Sunday, December 18, 2016

Faked news and plagiarized "letters to the editor"


The cover story on CBS Sunday Morning, titled -- What’s to be done about fake news? -- by Ted Koppel, included the text:


There’s nothing new, of course, about using media to commit political slander. In 1796, an anonymous editorial accused Thomas Jefferson of cowardice, of running away from British troops. The unidentified author? The current toast of Broadway: Alexander Hamilton.

Our revered founding fathers could sling mud with the worst of them.

It’s not the nastiness that’s new; it’s the delivery systems.



link to CBS story: http://www.cbsnews.com/news/whats-to-be-done-about-fake-news/

[Koppel neglected to mention that Hamilton, tho no fan of Jefferson, helped elect Jefferson in 1800. From wikipedia:
Hamilton, however, regarded Burr as far more dangerous than Jefferson and used all his influence to ensure Jefferson's election. On the 36th ballot, the House of Representatives gave Jefferson the presidency, with Burr becoming vice president.]

* The delivery systems can include "letters to the editor."

An interesting New Jersey/Florida plagiarism connection appears in a post in a Florida newspaper, which post
includes the text:


Like local "authors" of the former seasonal diatribes against eating meat - until caught by astute letters-to-the-editor authors who actually compose their own material - they troop to websites that cater to their political interests, copy-and-paste pre-scripted letters, slap their names to 'em and shoot 'em to the local paper.

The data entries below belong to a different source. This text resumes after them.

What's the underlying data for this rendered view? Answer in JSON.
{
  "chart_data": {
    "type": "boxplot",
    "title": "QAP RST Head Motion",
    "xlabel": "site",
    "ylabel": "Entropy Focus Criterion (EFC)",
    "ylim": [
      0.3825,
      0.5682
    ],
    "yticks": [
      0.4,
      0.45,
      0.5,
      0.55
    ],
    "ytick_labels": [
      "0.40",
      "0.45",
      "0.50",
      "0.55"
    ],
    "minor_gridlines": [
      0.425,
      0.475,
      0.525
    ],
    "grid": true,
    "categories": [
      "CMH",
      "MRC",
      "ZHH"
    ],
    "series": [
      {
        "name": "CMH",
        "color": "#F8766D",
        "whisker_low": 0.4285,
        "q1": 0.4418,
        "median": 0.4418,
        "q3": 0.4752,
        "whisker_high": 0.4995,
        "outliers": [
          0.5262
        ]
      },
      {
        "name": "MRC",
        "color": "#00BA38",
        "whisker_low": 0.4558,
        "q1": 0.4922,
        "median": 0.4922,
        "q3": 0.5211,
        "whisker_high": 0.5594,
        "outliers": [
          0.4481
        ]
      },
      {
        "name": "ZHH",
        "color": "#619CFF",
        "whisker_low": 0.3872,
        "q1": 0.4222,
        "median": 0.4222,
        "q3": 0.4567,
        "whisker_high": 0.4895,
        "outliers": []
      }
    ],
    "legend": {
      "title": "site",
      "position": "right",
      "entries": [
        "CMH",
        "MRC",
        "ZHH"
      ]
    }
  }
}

link: http://www.nwfdailynews.com/news/20161218/letter-plagiarism-by-letter-writers

**Also in the Koppel piece was criticism by Jonathan Turley of Oliver Wendell Holmes:


To which Jonathan Turley, a First Amendment scholar at George Washington University, said, “If there was one statement of one justice in one case that I could eradicate from the face of the Earth, it would be Oliver Wendell Holmes’ statement about crying ‘fire’ in a crowded theater.